Black cardamom pods are an Indian spice mainly used in cooking many savory dishes. Although it
is known as black, the color is a deep shade of brown than black. Its scientific name is
Amomum subulatum. It is better for hearty meat stews and similar dishes. It can also be used
for stomach disorders and malaria.
It can be used in soups, chowders, casseroles and marinades for a smoky flavor and also can
be used for preparing garam masala. Black cardamom is dried over an open fire creating a
distinct smoky aroma and flavor. This spice also has notes of resin and camphor, as well as
menthol, a slightly minty aroma that provides balance to an otherwise funky flavor. These
intense, heady notes put black cardamom in the "warming" spice category, along with black pepper
cloves, and chiles.
Cooking With Black Cardamom
The black cardamom pods are mostly used whole and almost always fried in a little oil to cause
it to fully release its flavors and aroma. Before adding to a dish, the pods can also be
crushed slightly to reveal the seed. When a recipe calls for black cardamom powder, remove
and discard the skin, grind the seeds in a clean, dry coffee grinder, and use immediately.

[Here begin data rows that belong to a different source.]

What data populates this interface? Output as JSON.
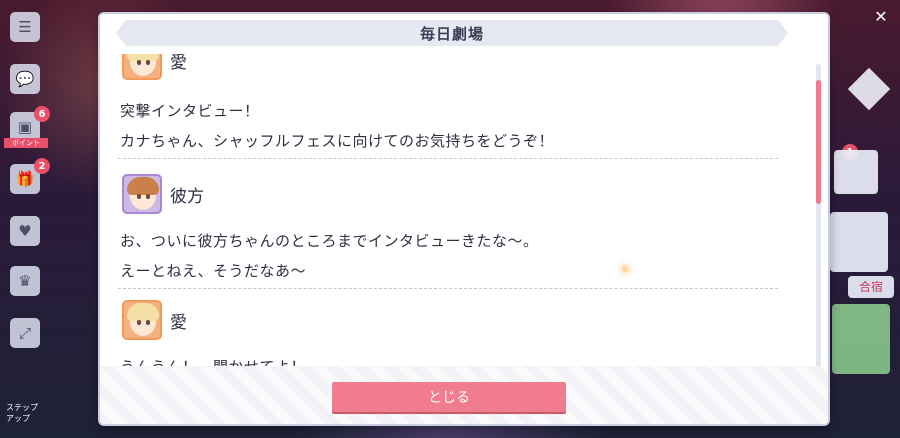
{
  "dialog": {
    "title": "毎日劇場",
    "close_label": "とじる"
  },
  "entries": [
    {
      "speaker": "愛",
      "avatar": "ai-portrait",
      "lines": [
        "突撃インタビュー！",
        "カナちゃん、シャッフルフェスに向けてのお気持ちをどうぞ！"
      ]
    },
    {
      "speaker": "彼方",
      "avatar": "kanata-portrait",
      "lines": [
        "お、ついに彼方ちゃんのところまでインタビューきたな〜。",
        "えーとねえ、そうだなあ〜"
      ]
    },
    {
      "speaker": "愛",
      "avatar": "ai-portrait",
      "lines": [
        "うんうん！　聞かせてよ！"
      ]
    }
  ],
  "scroll": {
    "position": 0.05,
    "visible_fraction": 0.4
  },
  "left_rail": {
    "badges": [
      "6",
      "2"
    ],
    "ribbon": "ポイント",
    "caption": "ステップ\nアップ"
  },
  "right_rail": {
    "badge": "1",
    "card_label": "合宿"
  },
  "colors": {
    "accent": "#f07c8e",
    "title_bar": "#e6e8f1",
    "scroll_thumb": "#f07a8e",
    "text": "#2e3142"
  }
}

You can also grind the whole pod and strain through a colander to remove the outer skin. The
black cardamom pods benefit from long, slow cooking times in moist heat, and work well with
other strong-flavored spices. If using ground, a little goes a long way, so the spice should
be used sparingly.
As with most spices, black cardamom should be stored in a well-sealed container away from light
and heat. The pods will remain fresh for about a year while the ground black cardamom will
retain its flavor for only a few months.